The American Heart Association has always done a great job in reaching the public to broadcast a message of the importance of CPR training for lay people as well as healthcare workers. Everyone- moms, waitresses, bank tellers, construction workers- everyone may at one point be faced with a life or death crisis that affords them the opportunity to try and help. Still, most people today have never been educated on CPR outside of possibly a high school health class (where the thought of giving mouth-to-mouth to the dorky kid next to you was not much of an enticement to learning). The number of professions that are now requiring CPR training, and the numerous regulations regarding the presence of Automatic External Defibrillators, is an encouraging sign that the AHA is reaching the right sectors with timely information and vital instruction.

There are two steps that you and your facility should take now to prepare for the implementation of the new CPR recommendations.

Step one: Make sure your staff have heard of the changes

Believe it or not, as busy as healthcare workers are on the job, they are just as busy in their personal lives! Many of your staff may have not had a chance in the last week or two to jump online for a news fix or to read a newspaper or journal that updates on important industry topics. But, what they don’t know can hurt them and their patients, so include information on the updated regulations in your next facility newsletter or scheduled staff meeting. Also, be sure to assign department heads or managers the responsibility of informing all staff that changes have occurred and that they will need to be re-trained and certified. You may want to include information on the scientific rationale behind the new recommendations, adjusted for use by clinical, administrative or ancillary staff.

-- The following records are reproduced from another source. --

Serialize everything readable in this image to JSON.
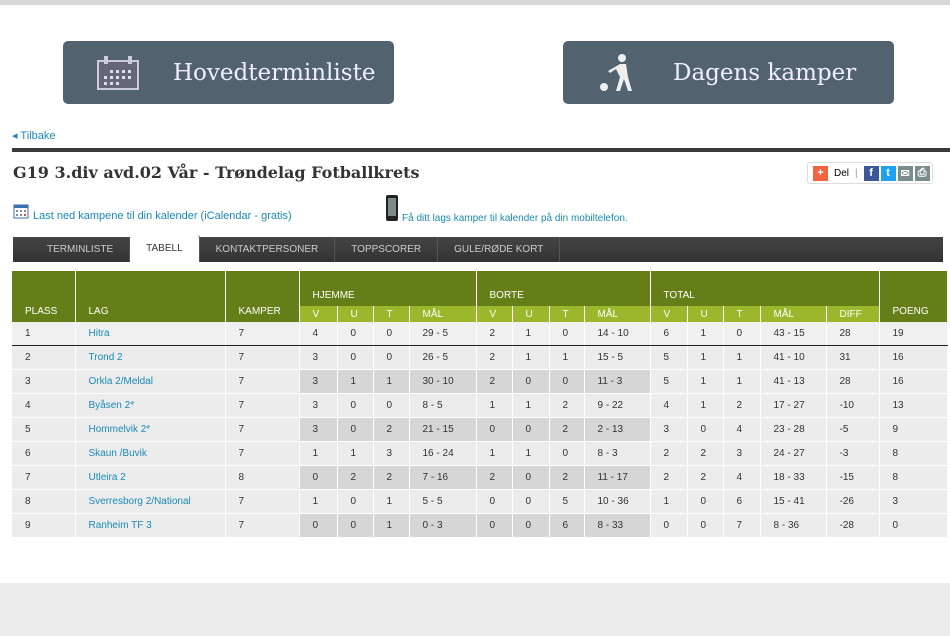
{
  "nav": {
    "main_schedule": "Hovedterminliste",
    "todays_matches": "Dagens kamper",
    "back": "Tilbake"
  },
  "title": "G19 3.div avd.02 Vår - Trøndelag Fotballkrets",
  "share": {
    "label": "Del"
  },
  "links": {
    "ical": "Last ned kampene til din kalender (iCalendar - gratis)",
    "mobile": "Få ditt lags kamper til kalender på din mobiltelefon."
  },
  "tabs": [
    "TERMINLISTE",
    "TABELL",
    "KONTAKTPERSONER",
    "TOPPSCORER",
    "GULE/RØDE KORT"
  ],
  "table": {
    "headers": {
      "plass": "PLASS",
      "lag": "LAG",
      "kamper": "KAMPER",
      "hjemme": "HJEMME",
      "borte": "BORTE",
      "total": "TOTAL",
      "poeng": "POENG",
      "v": "V",
      "u": "U",
      "t": "T",
      "mal": "MÅL",
      "diff": "DIFF"
    },
    "rows": [
      [
        "1",
        "Hitra",
        "7",
        "4",
        "0",
        "0",
        "29 - 5",
        "2",
        "1",
        "0",
        "14 - 10",
        "6",
        "1",
        "0",
        "43 - 15",
        "28",
        "19"
      ],
      [
        "2",
        "Trond 2",
        "7",
        "3",
        "0",
        "0",
        "26 - 5",
        "2",
        "1",
        "1",
        "15 - 5",
        "5",
        "1",
        "1",
        "41 - 10",
        "31",
        "16"
      ],
      [
        "3",
        "Orkla 2/Meldal",
        "7",
        "3",
        "1",
        "1",
        "30 - 10",
        "2",
        "0",
        "0",
        "11 - 3",
        "5",
        "1",
        "1",
        "41 - 13",
        "28",
        "16"
      ],
      [
        "4",
        "Byåsen 2*",
        "7",
        "3",
        "0",
        "0",
        "8 - 5",
        "1",
        "1",
        "2",
        "9 - 22",
        "4",
        "1",
        "2",
        "17 - 27",
        "-10",
        "13"
      ],
      [
        "5",
        "Hommelvik 2*",
        "7",
        "3",
        "0",
        "2",
        "21 - 15",
        "0",
        "0",
        "2",
        "2 - 13",
        "3",
        "0",
        "4",
        "23 - 28",
        "-5",
        "9"
      ],
      [
        "6",
        "Skaun /Buvik",
        "7",
        "1",
        "1",
        "3",
        "16 - 24",
        "1",
        "1",
        "0",
        "8 - 3",
        "2",
        "2",
        "3",
        "24 - 27",
        "-3",
        "8"
      ],
      [
        "7",
        "Utleira 2",
        "8",
        "0",
        "2",
        "2",
        "7 - 16",
        "2",
        "0",
        "2",
        "11 - 17",
        "2",
        "2",
        "4",
        "18 - 33",
        "-15",
        "8"
      ],
      [
        "8",
        "Sverresborg 2/National",
        "7",
        "1",
        "0",
        "1",
        "5 - 5",
        "0",
        "0",
        "5",
        "10 - 36",
        "1",
        "0",
        "6",
        "15 - 41",
        "-26",
        "3"
      ],
      [
        "9",
        "Ranheim TF 3",
        "7",
        "0",
        "0",
        "1",
        "0 - 3",
        "0",
        "0",
        "6",
        "8 - 33",
        "0",
        "0",
        "7",
        "8 - 36",
        "-28",
        "0"
      ]
    ]
  }
}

Step two: Construct your training plan to implement the new recommendations

This step is actually a staircase that encompasses-

  • Working with human resources to determine which departments and staff require certification and training and the dates when all personnel are due for training based on their past certifications (The AHA has not released guidelines or recommendations yet on whether previous certifications will be revoked early)
  • Working with your facility’s education department, local Red Cross or other corporate instructional agency to determine training options, such as on-site or off-site training, scheduling and learning materials
  • Project a reasonable budget, allowing for staff overtime and any scheduling changes that will be needed to allow staff to participate in training, and any program and material costs
  • Begin cycling all needed personnel through the selected training programs, updating their personnel files accordingly to reflect up-to-date certification. Prioritize training according to need- clinical staff, then administrative, and so on
  • It may be necessary to revise facility or practice clinical protocols or other protocols related to emergency procedures. Always keep your practice, facility and department Operating Procedures and Clinical Protocols up-to-date

 

How can you assist in the efforts to inform the public about the importance of CPR training while making it worthwhile to your practice? Keep current brochures from the local Red Cross or continuing education providers handy in your office and share them with patients and parents and caregivers of patients, especially caregivers of young children and older patients. During routine well exams or care appointments for chronic conditions, make it routine to ask if anyone in the household has been CPR certified and talk to them about the importance of CPR education in their personal lives. Consider reaching out to community instructors and offer them use of your waiting room or conference area for holding classes. This allows you to advertise the courses to the public, maximizing your exposure while bringing in potential patients into the practice.

The AHA has scheduled instructor training sessions for November 2010, so while instructors are gearing up to teach the new recommendations to the masses, use your time wisely and start planning now on how to best educate and train your staff in an organized and efficient way.